Some limitations of the meta-analysis should be addressed. First, similar to other meta-analyses of rate, high heterogeneity existed in the present study. Since there is no control group in the single arm studies, background difference in subjects cannot be well controlled and hardly be reduced by subgroup analysis, which often leads to great heterogeneity in the meta-analysis of rate. Second, because the most commonly used definition of END (≥4-point increase in NIHSS between admission and 24 hr) was adopted in this meta-analysis, the conclusion in the study may be not suitable for other definitions of END. Third, sample size is still relatively small in this meta-analysis, especially in the subgroup analysis.
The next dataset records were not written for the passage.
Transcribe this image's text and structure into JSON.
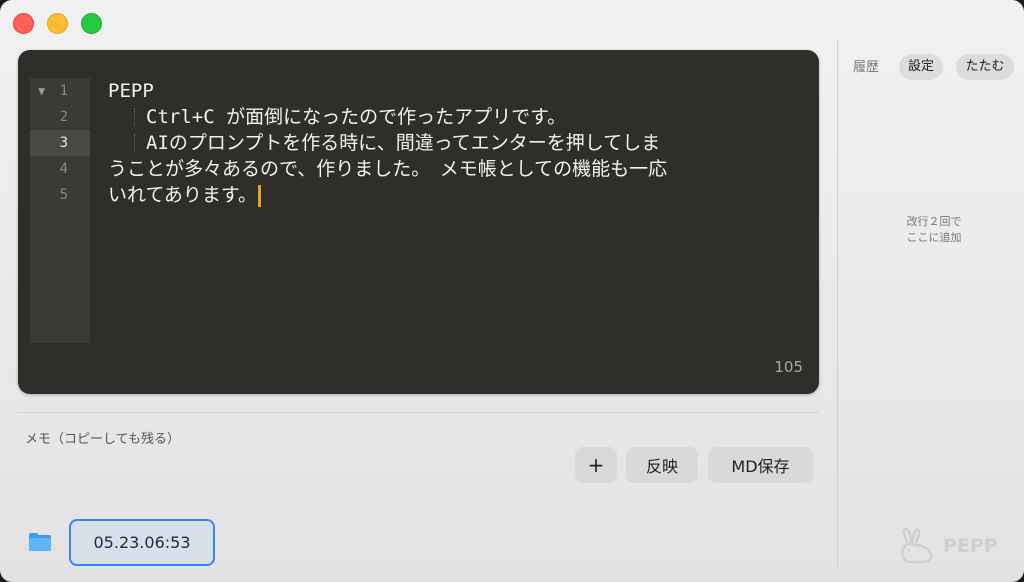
{
  "window": {
    "controls": [
      "close",
      "minimize",
      "zoom"
    ]
  },
  "editor": {
    "line_numbers": [
      "1",
      "2",
      "3",
      "4",
      "5"
    ],
    "active_line": "3",
    "lines": [
      "PEPP",
      "　　Ctrl+C が面倒になったので作ったアプリです。",
      "　　AIのプロンプトを作る時に、間違ってエンターを押してしま",
      "うことが多々あるので、作りました。　メモ帳としての機能も一応",
      "いれてあります。"
    ],
    "char_count": "105"
  },
  "memo": {
    "label": "メモ（コピーしても残る）"
  },
  "toolbar": {
    "add_label": "+",
    "reflect_label": "反映",
    "md_save_label": "MD保存"
  },
  "bottom": {
    "folder_icon": "folder-icon",
    "history_time": "05.23.06:53"
  },
  "sidebar": {
    "history_label": "履歴",
    "settings_label": "設定",
    "fold_label": "たたむ",
    "hint_line1": "改行２回で",
    "hint_line2": "ここに追加"
  },
  "brand": {
    "logo_text": "PEPP",
    "logo_icon": "rabbit-icon"
  },
  "colors": {
    "editor_bg": "#2e2e2a",
    "caret": "#f0a020",
    "selection_border": "#3b82f6",
    "close": "#fe5f57",
    "minimize": "#febc2e",
    "zoom": "#28c840"
  }
}
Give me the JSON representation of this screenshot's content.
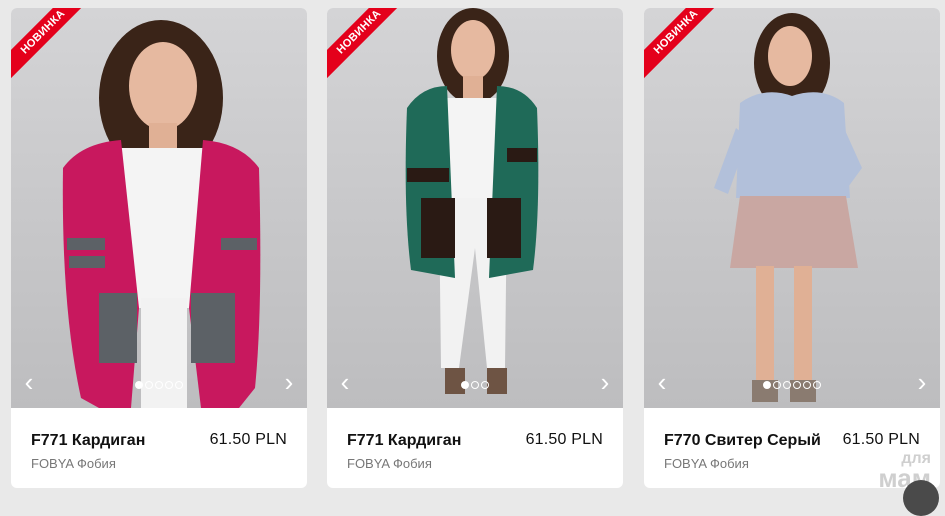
{
  "products": [
    {
      "badge": "НОВИНКА",
      "name": "F771 Кардиган",
      "price": "61.50  PLN",
      "brand": "FOBYA Фобия",
      "photo_slide": 1,
      "photo_count": 5,
      "colors": {
        "main": "#c8185e",
        "stripe": "#5c6166",
        "top": "#f4f4f4",
        "bottom": "#f2f2f2"
      }
    },
    {
      "badge": "НОВИНКА",
      "name": "F771 Кардиган",
      "price": "61.50  PLN",
      "brand": "FOBYA Фобия",
      "photo_slide": 1,
      "photo_count": 3,
      "colors": {
        "main": "#1f6a58",
        "stripe": "#2a1a14",
        "top": "#f4f4f4",
        "bottom": "#f2f2f2"
      }
    },
    {
      "badge": "НОВИНКА",
      "name": "F770 Свитер Серый",
      "price": "61.50  PLN",
      "brand": "FOBYA Фобия",
      "photo_slide": 1,
      "photo_count": 6,
      "colors": {
        "main": "#b2c0da",
        "stripe": "#b2c0da",
        "top": "#b2c0da",
        "bottom": "#c9a7a2"
      }
    }
  ],
  "icons": {
    "prev": "chevron-left-icon",
    "next": "chevron-right-icon"
  },
  "watermark": {
    "line1": "для",
    "line2": "мам"
  }
}
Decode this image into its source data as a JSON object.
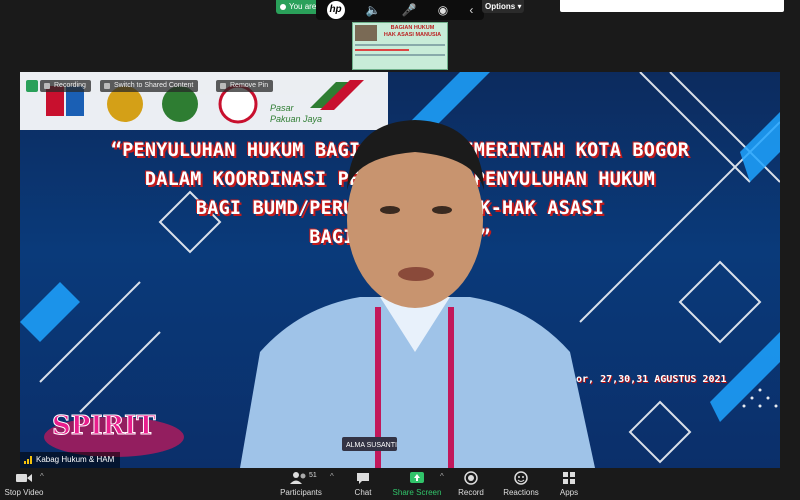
{
  "top": {
    "recording_label": "You are",
    "options_label": "Options"
  },
  "thumbnail": {
    "title_line1": "BAGIAN HUKUM",
    "title_line2": "HAK ASASI MANUSIA"
  },
  "stage": {
    "overlay_recording": "Recording",
    "overlay_switch": "Switch to Shared Content",
    "overlay_pin": "Remove Pin",
    "company_name_1": "Pasar",
    "company_name_2": "Pakuan Jaya",
    "banner_lines": [
      "“PENYULUHAN HUKUM BAGI A        NGAN PEMERINTAH KOTA BOGOR",
      "DALAM KOORDINASI PENY        RA DAN PENYULUHAN HUKUM",
      "BAGI BUMD/PERUSAH        UHAN HAK-HAK ASASI",
      "BAGI PE        PANDEMI”"
    ],
    "date_text": "or, 27,30,31 AGUSTUS 2021",
    "name_badge": "ALMA SUSANTI",
    "participant_name": "Kabag Hukum & HAM"
  },
  "toolbar": {
    "stop_video": "Stop Video",
    "participants": "Participants",
    "participants_count": "51",
    "chat": "Chat",
    "share_screen": "Share Screen",
    "record": "Record",
    "reactions": "Reactions",
    "apps": "Apps"
  },
  "colors": {
    "accent_green": "#31c46a",
    "banner_red": "#c51b1b",
    "stage_blue": "#0a3a7a"
  }
}
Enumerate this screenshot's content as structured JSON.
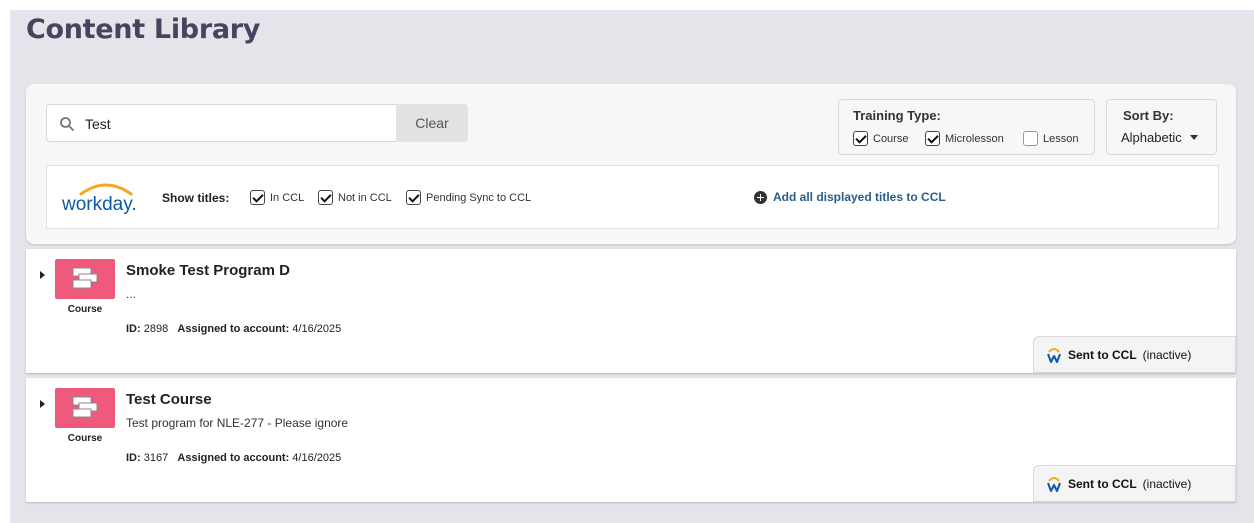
{
  "page": {
    "title": "Content Library"
  },
  "search": {
    "value": "Test",
    "clear_label": "Clear"
  },
  "training_type": {
    "label": "Training Type:",
    "options": [
      {
        "label": "Course",
        "checked": true
      },
      {
        "label": "Microlesson",
        "checked": true
      },
      {
        "label": "Lesson",
        "checked": false
      }
    ]
  },
  "sort": {
    "label": "Sort By:",
    "value": "Alphabetic"
  },
  "ccl_bar": {
    "logo_text": "workday.",
    "show_titles_label": "Show titles:",
    "filters": [
      {
        "label": "In CCL",
        "checked": true
      },
      {
        "label": "Not in CCL",
        "checked": true
      },
      {
        "label": "Pending Sync to CCL",
        "checked": true
      }
    ],
    "add_all_label": "Add all displayed titles to CCL"
  },
  "results": [
    {
      "type": "Course",
      "title": "Smoke Test Program D",
      "description": "...",
      "id_label": "ID:",
      "id": "2898",
      "assigned_label": "Assigned to account:",
      "assigned_date": "4/16/2025",
      "status_bold": "Sent to CCL",
      "status_note": "(inactive)"
    },
    {
      "type": "Course",
      "title": "Test Course",
      "description": "Test program for NLE-277 - Please ignore",
      "id_label": "ID:",
      "id": "3167",
      "assigned_label": "Assigned to account:",
      "assigned_date": "4/16/2025",
      "status_bold": "Sent to CCL",
      "status_note": "(inactive)"
    }
  ],
  "colors": {
    "page_bg": "#e4e4ea",
    "title": "#4a4360",
    "course_thumb": "#ef5a7c",
    "link": "#2c5e8c",
    "workday_blue": "#0b5aa8",
    "workday_orange": "#f5a623"
  }
}
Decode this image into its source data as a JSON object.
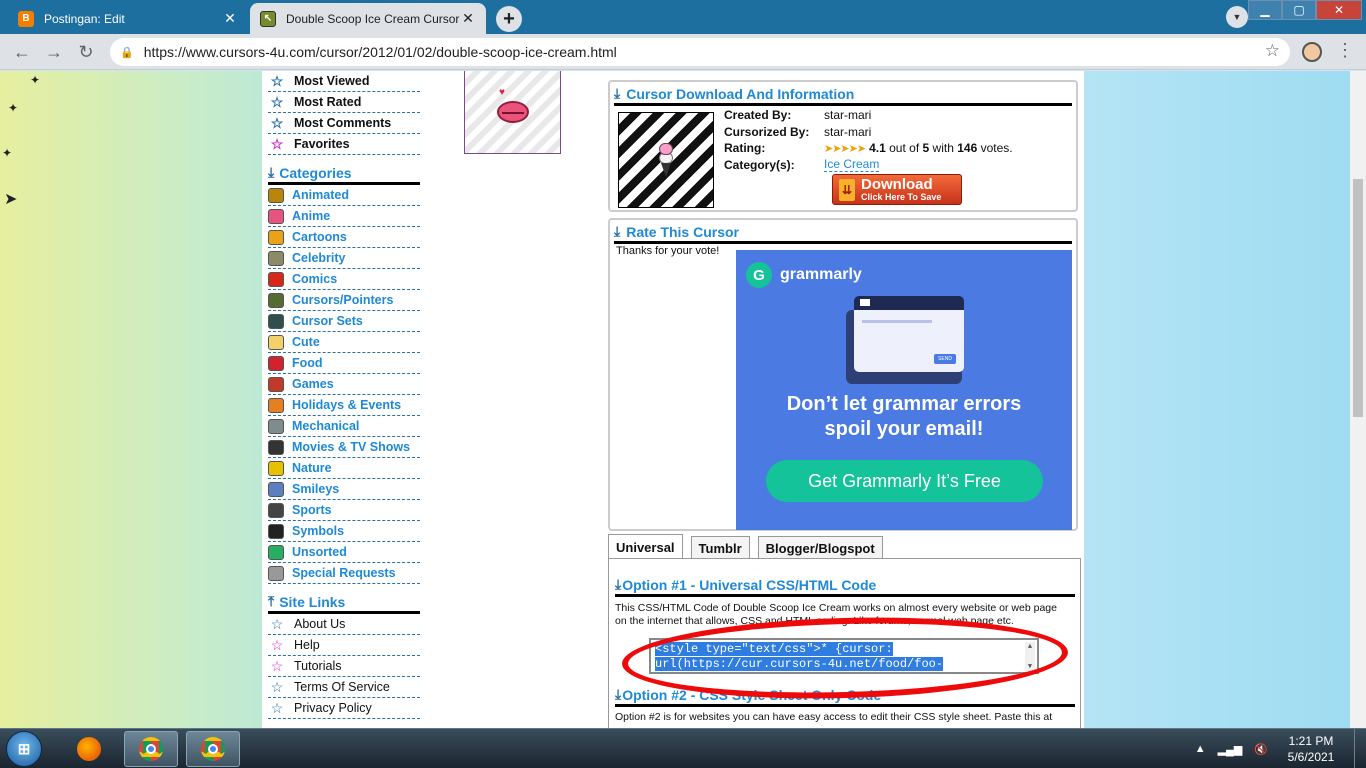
{
  "browser": {
    "tabs": [
      {
        "title": "Postingan: Edit",
        "favicon": "blogger-icon"
      },
      {
        "title": "Double Scoop Ice Cream Cursor",
        "favicon": "cursors4u-icon"
      }
    ],
    "new_tab": "+",
    "close_glyph": "✕",
    "url": "https://www.cursors-4u.com/cursor/2012/01/02/double-scoop-ice-cream.html"
  },
  "sidebar": {
    "top_items": [
      {
        "label": "Most Viewed",
        "color": "blue"
      },
      {
        "label": "Most Rated",
        "color": "blue"
      },
      {
        "label": "Most Comments",
        "color": "blue"
      },
      {
        "label": "Favorites",
        "color": "pink"
      }
    ],
    "categories_heading": "Categories",
    "categories": [
      {
        "label": "Animated",
        "color": "#b8860b"
      },
      {
        "label": "Anime",
        "color": "#e75480"
      },
      {
        "label": "Cartoons",
        "color": "#e8a317"
      },
      {
        "label": "Celebrity",
        "color": "#8b8b6a"
      },
      {
        "label": "Comics",
        "color": "#d62718"
      },
      {
        "label": "Cursors/Pointers",
        "color": "#556b2f"
      },
      {
        "label": "Cursor Sets",
        "color": "#2f4f4f"
      },
      {
        "label": "Cute",
        "color": "#f2d16b"
      },
      {
        "label": "Food",
        "color": "#d2222d"
      },
      {
        "label": "Games",
        "color": "#c0392b"
      },
      {
        "label": "Holidays & Events",
        "color": "#e67e22"
      },
      {
        "label": "Mechanical",
        "color": "#7f8c8d"
      },
      {
        "label": "Movies & TV Shows",
        "color": "#333333"
      },
      {
        "label": "Nature",
        "color": "#e5c100"
      },
      {
        "label": "Smileys",
        "color": "#5b7fbf"
      },
      {
        "label": "Sports",
        "color": "#444444"
      },
      {
        "label": "Symbols",
        "color": "#222222"
      },
      {
        "label": "Unsorted",
        "color": "#27ae60"
      },
      {
        "label": "Special Requests",
        "color": "#999999"
      }
    ],
    "site_links_heading": "Site Links",
    "site_links": [
      {
        "label": "About Us",
        "color": "blue"
      },
      {
        "label": "Help",
        "color": "pink"
      },
      {
        "label": "Tutorials",
        "color": "pink"
      },
      {
        "label": "Terms Of Service",
        "color": "blue"
      },
      {
        "label": "Privacy Policy",
        "color": "blue"
      }
    ]
  },
  "info": {
    "title": "Cursor Download And Information",
    "created_by_label": "Created By:",
    "created_by": "star-mari",
    "cursorized_by_label": "Cursorized By:",
    "cursorized_by": "star-mari",
    "rating_label": "Rating:",
    "rating_value": "4.1",
    "rating_out_of": "out of",
    "rating_max": "5",
    "rating_with": "with",
    "votes": "146",
    "votes_suffix": "votes.",
    "category_label": "Category(s):",
    "category": "Ice Cream",
    "download_label": "Download",
    "download_sub": "Click Here To Save"
  },
  "rate": {
    "title": "Rate This Cursor",
    "thanks": "Thanks for your vote!"
  },
  "ad": {
    "brand": "grammarly",
    "send_label": "SEND",
    "headline_line1": "Don’t let grammar errors",
    "headline_line2": "spoil your email!",
    "cta": "Get Grammarly  It’s Free"
  },
  "code_tabs": [
    "Universal",
    "Tumblr",
    "Blogger/Blogspot"
  ],
  "option1": {
    "title": "Option #1 - Universal CSS/HTML Code",
    "desc_line1": "This CSS/HTML Code of Double Scoop Ice Cream works on almost every website or web page",
    "desc_line2": "on the internet that allows, CSS and HTML coding. Like forums, normal web page etc.",
    "code_line1": "<style type=\"text/css\">* {cursor:",
    "code_line2": "url(https://cur.cursors-4u.net/food/foo-"
  },
  "option2": {
    "title": "Option #2 - CSS Style Sheet Only Code",
    "desc": "Option #2 is for websites you can have easy access to edit their CSS style sheet. Paste this at"
  },
  "taskbar": {
    "time": "1:21 PM",
    "date": "5/6/2021"
  }
}
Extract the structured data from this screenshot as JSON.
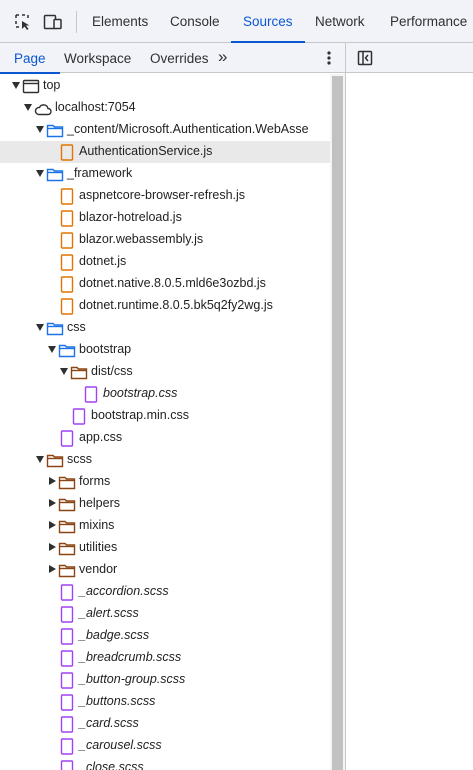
{
  "toolbar": {
    "tabs": [
      {
        "label": "Elements"
      },
      {
        "label": "Console"
      },
      {
        "label": "Sources"
      },
      {
        "label": "Network"
      },
      {
        "label": "Performance"
      }
    ],
    "active_tab": "Sources"
  },
  "navigator": {
    "tabs": [
      {
        "label": "Page"
      },
      {
        "label": "Workspace"
      },
      {
        "label": "Overrides"
      }
    ],
    "more_glyph": "»"
  },
  "tree": [
    {
      "label": "top",
      "depth": 0,
      "kind": "frame",
      "state": "open"
    },
    {
      "label": "localhost:7054",
      "depth": 1,
      "kind": "domain",
      "state": "open"
    },
    {
      "label": "_content/Microsoft.Authentication.WebAsse",
      "depth": 2,
      "kind": "folder-blue",
      "state": "open"
    },
    {
      "label": "AuthenticationService.js",
      "depth": 3,
      "kind": "file-js",
      "selected": true
    },
    {
      "label": "_framework",
      "depth": 2,
      "kind": "folder-blue",
      "state": "open"
    },
    {
      "label": "aspnetcore-browser-refresh.js",
      "depth": 3,
      "kind": "file-js"
    },
    {
      "label": "blazor-hotreload.js",
      "depth": 3,
      "kind": "file-js"
    },
    {
      "label": "blazor.webassembly.js",
      "depth": 3,
      "kind": "file-js"
    },
    {
      "label": "dotnet.js",
      "depth": 3,
      "kind": "file-js"
    },
    {
      "label": "dotnet.native.8.0.5.mld6e3ozbd.js",
      "depth": 3,
      "kind": "file-js"
    },
    {
      "label": "dotnet.runtime.8.0.5.bk5q2fy2wg.js",
      "depth": 3,
      "kind": "file-js"
    },
    {
      "label": "css",
      "depth": 2,
      "kind": "folder-blue",
      "state": "open"
    },
    {
      "label": "bootstrap",
      "depth": 3,
      "kind": "folder-blue",
      "state": "open"
    },
    {
      "label": "dist/css",
      "depth": 4,
      "kind": "folder-brown",
      "state": "open"
    },
    {
      "label": "bootstrap.css",
      "depth": 5,
      "kind": "file-css",
      "italic": true
    },
    {
      "label": "bootstrap.min.css",
      "depth": 4,
      "kind": "file-css"
    },
    {
      "label": "app.css",
      "depth": 3,
      "kind": "file-css"
    },
    {
      "label": "scss",
      "depth": 2,
      "kind": "folder-brown",
      "state": "open"
    },
    {
      "label": "forms",
      "depth": 3,
      "kind": "folder-brown",
      "state": "closed"
    },
    {
      "label": "helpers",
      "depth": 3,
      "kind": "folder-brown",
      "state": "closed"
    },
    {
      "label": "mixins",
      "depth": 3,
      "kind": "folder-brown",
      "state": "closed"
    },
    {
      "label": "utilities",
      "depth": 3,
      "kind": "folder-brown",
      "state": "closed"
    },
    {
      "label": "vendor",
      "depth": 3,
      "kind": "folder-brown",
      "state": "closed"
    },
    {
      "label": "_accordion.scss",
      "depth": 3,
      "kind": "file-css",
      "italic": true
    },
    {
      "label": "_alert.scss",
      "depth": 3,
      "kind": "file-css",
      "italic": true
    },
    {
      "label": "_badge.scss",
      "depth": 3,
      "kind": "file-css",
      "italic": true
    },
    {
      "label": "_breadcrumb.scss",
      "depth": 3,
      "kind": "file-css",
      "italic": true
    },
    {
      "label": "_button-group.scss",
      "depth": 3,
      "kind": "file-css",
      "italic": true
    },
    {
      "label": "_buttons.scss",
      "depth": 3,
      "kind": "file-css",
      "italic": true
    },
    {
      "label": "_card.scss",
      "depth": 3,
      "kind": "file-css",
      "italic": true
    },
    {
      "label": "_carousel.scss",
      "depth": 3,
      "kind": "file-css",
      "italic": true
    },
    {
      "label": "_close.scss",
      "depth": 3,
      "kind": "file-css",
      "italic": true
    }
  ],
  "colors": {
    "accent": "#0b57d0",
    "folder_blue": "#1a73e8",
    "folder_brown": "#8b4513",
    "file_js": "#e37400",
    "file_css": "#a142f4"
  }
}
Therefore, studies with larger sample size are needed in the future. Finally, only publications were included in the present study, so we need more unpublished reports to expand our analysis. Despite the limitations, our meta-analysis significantly increased the statistical power based on substantial data from different studies. The sensitivity analysis and publication bias outcomes both reflected that our results were statistically stable and reliable.
In summary, the meta-analysis suggests that the rate of END occurring after thrombolytic therapy is about 11.0%. This finding may provide a scientific reference for researchers to evaluate the efficacy and safety of thrombolytic therapy. In order to reach a more definitive conclusion, a consistent definition of END is needed for future studies.
ACKNOWLEDGMENTS
We are really appreciative of all the participants in this study.
CONFLICT OF INTEREST
The authors have no conflicts of interest to disclose.